Poucas horas depois de ter subido ao palco do Coliseu Porto Ageas, ainda ecoa a musicalidade dos temas de Carminho, por ruas e vielas portuenses. Basta que feche os olhos e me deixe embalar pelas suas "praias desertas".

Este será, provavelmente, o melhor que posso dizer sobre uma noite, de facto, memorável. Numa sala de espetáculos completamente esgotada, Carminho cativa cada um dos presentes, com a sua voz, com os seus temas, mas também com os monólogos que mantém entre canções, preciosos e espirituais. O palco é a sua casa e Carminho é uma anfitriã carismática, envolvente e apaixonante.

“Portuguesa”, nome do seu mais recente trabalho, é surpreendentemente refrescante e coloca, na minha modesta e insignificante opinião, Carminho como  a voz  do Fado contemporâneo, em Portugal. Deveria ouvir-se mais, nas rádios e na televisão, a “Portuguesa” catita, entre marchas populares e fados reinventados. Digo eu, mas que sei? À parte, do som d’ “O quarto” tão perto, tão dentro.

É, precisamente, com o tema “o quarto” que Carminho inaugura o espetáculo. No centro do palco, toda vestida de preto, uma luz branca projetada nas suas costas, desenha os seus contornos e é o máximo que conseguimos ver. Já ouvir, é outra coisa, a outro nível qualquer, que nos transcende. A música é tudo o que importa ver e ouvir. Seguem-se no alinhamento “As flores” e “As fontes”,sempre no mesmo cenário sombrio, apenas na cor, do som ofuscante e arrepiante das guitarras e da melodiosa voz de Carminho.

O palco recebe mais um pouco de luz e o ambiente, ainda em suspenso pelos últimos acordes, respira ao som de “Praias desertas”: "Oh, meu amor, eu nunca te esqueço»" Não há como fazê-lo, mesmo que esse fosse o desejo, o que está tão longe de ser.

Carminho fala-nos da sua viagem pela música, dos caminhos da  “Portuguesa”, sublinhando, a par e passo "a prática do fado tradicional, um fado que evolui, com novas palavras e novos instrumentos, num gesto mil vezes repetido". A forma como nos explica cada tema e como enquadra cada canção torna o momento ainda mais especial, numa sala suficientemente grande, para percebermos que somos muitos, e demasiado pequena,  para o tanto que Carminho dá ao público. 

Assoberbados, seguimos, de tema em história, de história em poema, de surpresas a marchas.
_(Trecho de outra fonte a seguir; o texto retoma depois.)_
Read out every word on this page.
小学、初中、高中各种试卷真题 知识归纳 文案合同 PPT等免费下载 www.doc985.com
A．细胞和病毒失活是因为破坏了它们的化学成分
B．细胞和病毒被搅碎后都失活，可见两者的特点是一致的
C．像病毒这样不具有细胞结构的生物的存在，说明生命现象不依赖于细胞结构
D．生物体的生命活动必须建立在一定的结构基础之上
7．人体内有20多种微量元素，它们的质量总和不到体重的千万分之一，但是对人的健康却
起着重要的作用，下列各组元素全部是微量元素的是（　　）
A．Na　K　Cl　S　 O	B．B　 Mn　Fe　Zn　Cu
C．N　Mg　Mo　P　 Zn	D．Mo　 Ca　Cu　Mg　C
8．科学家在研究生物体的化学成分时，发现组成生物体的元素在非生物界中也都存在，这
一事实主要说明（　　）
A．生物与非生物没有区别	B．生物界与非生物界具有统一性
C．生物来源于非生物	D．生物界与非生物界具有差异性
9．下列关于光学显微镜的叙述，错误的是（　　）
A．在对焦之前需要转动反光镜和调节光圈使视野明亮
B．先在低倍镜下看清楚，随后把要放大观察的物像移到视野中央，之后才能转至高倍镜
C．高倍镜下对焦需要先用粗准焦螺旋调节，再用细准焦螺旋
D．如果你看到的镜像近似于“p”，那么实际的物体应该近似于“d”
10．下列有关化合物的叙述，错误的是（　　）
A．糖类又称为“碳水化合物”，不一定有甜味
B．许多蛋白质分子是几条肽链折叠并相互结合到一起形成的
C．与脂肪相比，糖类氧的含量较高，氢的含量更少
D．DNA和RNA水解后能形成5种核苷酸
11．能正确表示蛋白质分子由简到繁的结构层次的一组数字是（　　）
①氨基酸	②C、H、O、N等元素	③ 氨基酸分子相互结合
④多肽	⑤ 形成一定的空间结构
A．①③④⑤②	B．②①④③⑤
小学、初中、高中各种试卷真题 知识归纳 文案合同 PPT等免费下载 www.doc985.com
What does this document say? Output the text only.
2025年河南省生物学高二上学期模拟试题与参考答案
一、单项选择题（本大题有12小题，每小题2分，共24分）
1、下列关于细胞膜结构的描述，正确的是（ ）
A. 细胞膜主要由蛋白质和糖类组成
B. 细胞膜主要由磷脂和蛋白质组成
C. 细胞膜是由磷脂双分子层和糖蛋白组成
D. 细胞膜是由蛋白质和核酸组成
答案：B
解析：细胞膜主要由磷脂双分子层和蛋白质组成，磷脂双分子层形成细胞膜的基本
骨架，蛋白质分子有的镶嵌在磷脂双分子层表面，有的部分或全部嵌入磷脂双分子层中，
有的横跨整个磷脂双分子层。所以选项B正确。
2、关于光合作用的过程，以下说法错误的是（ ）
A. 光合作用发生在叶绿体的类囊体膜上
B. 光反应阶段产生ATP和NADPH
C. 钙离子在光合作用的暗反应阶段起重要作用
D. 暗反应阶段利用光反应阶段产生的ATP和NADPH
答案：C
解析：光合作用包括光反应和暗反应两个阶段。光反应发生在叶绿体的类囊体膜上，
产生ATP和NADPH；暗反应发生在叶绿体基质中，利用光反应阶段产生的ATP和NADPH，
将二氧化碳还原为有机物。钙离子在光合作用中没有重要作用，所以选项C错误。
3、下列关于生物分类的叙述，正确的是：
À leveza e alegria da “Marcha de Alcântara de 1969”, seguem-se temas como “Fado é Amor”, “Palma” e “Simplesmente Ser”. Antes ainda, nas voltas do tempo, entre um passado longínquo e uma letra recente, chegamos ao Fado de Santa. Luzia, com o tema “Se vieres”, do álbum “Maria”, de 2018. 

Isto, até cruzar um poema que Manuel Alegre escreveu na década de 60 e que chegou às mãos de Carminho por uma das suas maiores referências na música, a fadista Beatriz da Conceição, e que lhe estava «destinado», tantos anos mais tarde, ”É preciso saber porque se é triste”.

«E aqui tão perto de ti
Posso por fim descansar
Meu desejo, meu maior anseio
É poder ficar»

É com esta imensa vontade de “Ficar”, tema escrito por Joana Espadinha, que a Carminho se acerca ainda mais e toma definitivamente conta do público. De Luísa Sobral, chega-nos “Sentas-te a meu lado” e ainda bem - ainda bem - que Carminho teve a brilhante ideia de convidar compositores contemporâneos para alguns dos temas deste novo trabalho.

CARMINHO
créditos: PAULO SOARES

Carminho apresenta-nos os seus músicos, da viola ao baixo, do mellotron à guitarra elétrica, até chegar à inestimável guitarra portuguesa, com solos que nos vão enchendo a alma. Num rol de canções e confissões, seguem-se temas como “Pedra Solta” e “Levo o meu barco no mar”. 

"Intenso", é assim que Carminho caracteriza o público do Norte e confessa, que «ficava aqui toda a noite». Quem não ficaria a ouvi-la? Num desfiar de temas, que a páginas tantas, são pedidos do público, como o tema “Tu és a Estrela”, eternizado numa interpretação recente para o Papa Francisco, na Jornada Mundial da Juventude, em Lisboa.

O espetáculo de Carminho no Coliseu Porto Ageas, na fria sexta-feira, do dia 10 de novembro de 2023, foi… uma letra que ainda se há-de escrever, ao som de um fado tão seu, como foram os que teve a generosidade de partilhar connosco, nesta noite incrível. 

Mais de umas quantas ovações de pé não são suficientes, mas são as palmas que nos salvam e nos devolvem à vida de cada um. Valeu a pena.